Monday, March 25, 2019

Magnolia 'Caerhays Belle': the debut of the Diva's daughter

Magnolia ‘Caerhays Belle' Photo W. Crist

Magnolia ‘Caerhays Belle' photo W. Crist

Magnolia ‘Caerhays Belle’

The 'Caerhays Belle' in my garden is approaching thirty years old. The little stick which came in the  mail back then from Gossler Farms Nursery was my tiny share of a now famed heritage. The parentage is usually given as Magnolia sargentiana var. robusta and Magnolia sprengeri var. diva. It's blooming here this year for the first time - that's a long time to wait, but if nothing else, gardening teaches us patience, doesn't it? Let's hope the diva is expressed as diva in Joan Sutherland (rarely cancels, glorious in full bloom)  and not as in Maria Callas (Madame Callas will not be receiving the public today...).

It's hard to photograph the blooms of this plant because they are about  50' from where the photographer will be standing.  The smallest jiggle of the camera (set near its maximum telescopic range) throws the field off. I've also used Wayne's birding telescope to get a good look. Of the three images, the lowest one (the one not quite in focus) is one I took this morning. The upper ones were taken a bit later today by Wayne - they are crisply in focus.

The color is hard to describe, and seems to vary throughout the day. Sometimes it's the bright pink you see in the lowest of the attached images. Sometimes it's a much darker dried-blood red. And sometimes it matches exactly the cardinals (birds) in the garden. How exactly? Although there is no shortage of roosting spots in this garden, twice I've seen male cardinals approach the developing buds and land next to them as if checking out the new competition. The first time I saw this, I thought I was looking at two magnolia buds - until one of them moved and flew away!
I'll try to get more pictures later which show the beautifully contrasting red stamens.

The Diva's daughter is quite the eye full, isn't she?

So far this debut performance consists of ten buds. Just before they start to open, the buds are maybe three inches long and the diameter of a big hen's egg. But until they start to show color they blend in very well. The buds, huge in comparison to, for instance, those of the star magnolias blooming now, are surprisingly hard to see. And they are not upright; they nod to a more nearly horizontal posture. This gives the open blooms a very fetching poise which reminds me of the blooms of the wonderful rose 'Madame Grégoire Staechelin'. Take a look here:

Friday, March 1, 2019

Is this a new pest so far unaddressed by the USDA?

It seems that March this year came in not as a lamb, not as a lion, not, as expected last night, as a snow leopard, but rather to the strains of a Rossini opera, La gazza ladra.

The buds on the willows are swelling, the birds are singing more, the hellebores, witch hazels, winter aconites, tommies, winter jasmine and snowdrops are blooming.

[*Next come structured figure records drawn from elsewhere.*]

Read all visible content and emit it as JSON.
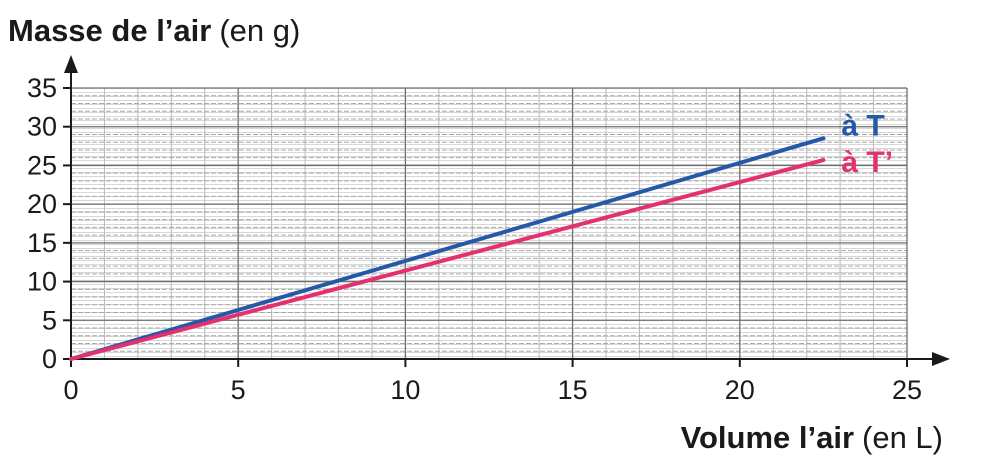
{
  "chart_data": {
    "type": "line",
    "ylabel": "Masse de l’air",
    "ylabel_unit": "(en g)",
    "xlabel": "Volume l’air",
    "xlabel_unit": "(en L)",
    "xlim": [
      0,
      25
    ],
    "ylim": [
      0,
      35
    ],
    "x_ticks": [
      0,
      5,
      10,
      15,
      20,
      25
    ],
    "y_ticks": [
      0,
      5,
      10,
      15,
      20,
      25,
      30,
      35
    ],
    "x_minor_step": 1,
    "y_minor_step": 1,
    "grid": true,
    "series": [
      {
        "name": "à T",
        "color": "#2458a8",
        "x": [
          0,
          22.5
        ],
        "y": [
          0,
          28.5
        ]
      },
      {
        "name": "à T’",
        "color": "#e3306e",
        "x": [
          0,
          22.5
        ],
        "y": [
          0,
          25.7
        ]
      }
    ]
  }
}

But, not all the signs of spring are welcome! Much as I enjoy the daily increase in birdsong at this time of year, one of the ‘’avian” visitors was definitely in the non grata category: La gazza ladra has made a visit, drawn from its lair by the blooming of the snowdrops.

While checking out the hellebores and witch hazels at the back of the garden yesterday, I had a disturbing surprise: the garden was the scene of snowdrop theft recently. Right in the middle of a wide band of long-established snowdrops there is a bare space about eighteen inches long and the width of a square-tipped shovel. Scattered nearby are some separated leaves and debris.

Although this ugly event puts me in some distinguished company, I would gladly have declined membership in this group! My garden is full of plants acquired fairly from friends: these remind me of those friendships long after the friends have moved on or the friends themselves have passed. When I have garden visitors, I sometimes identify these plants by the names of their donors. Some of you reading this are remembered in this way.

Please do me a favor: if, when visiting other gardens, the garden owner should slip and identify some snowdrops as "the snowdrops I purloined from Jim", please keep it to yourself - I don't want to know this about someone.

For those of you not into Rossini, La gazza ladra means "The thieving magpie". But of course it was not a magpie which did the deed: it was Homo sapiens galanthokleptistatus, a vile, feculent creature which seems to be on the increase.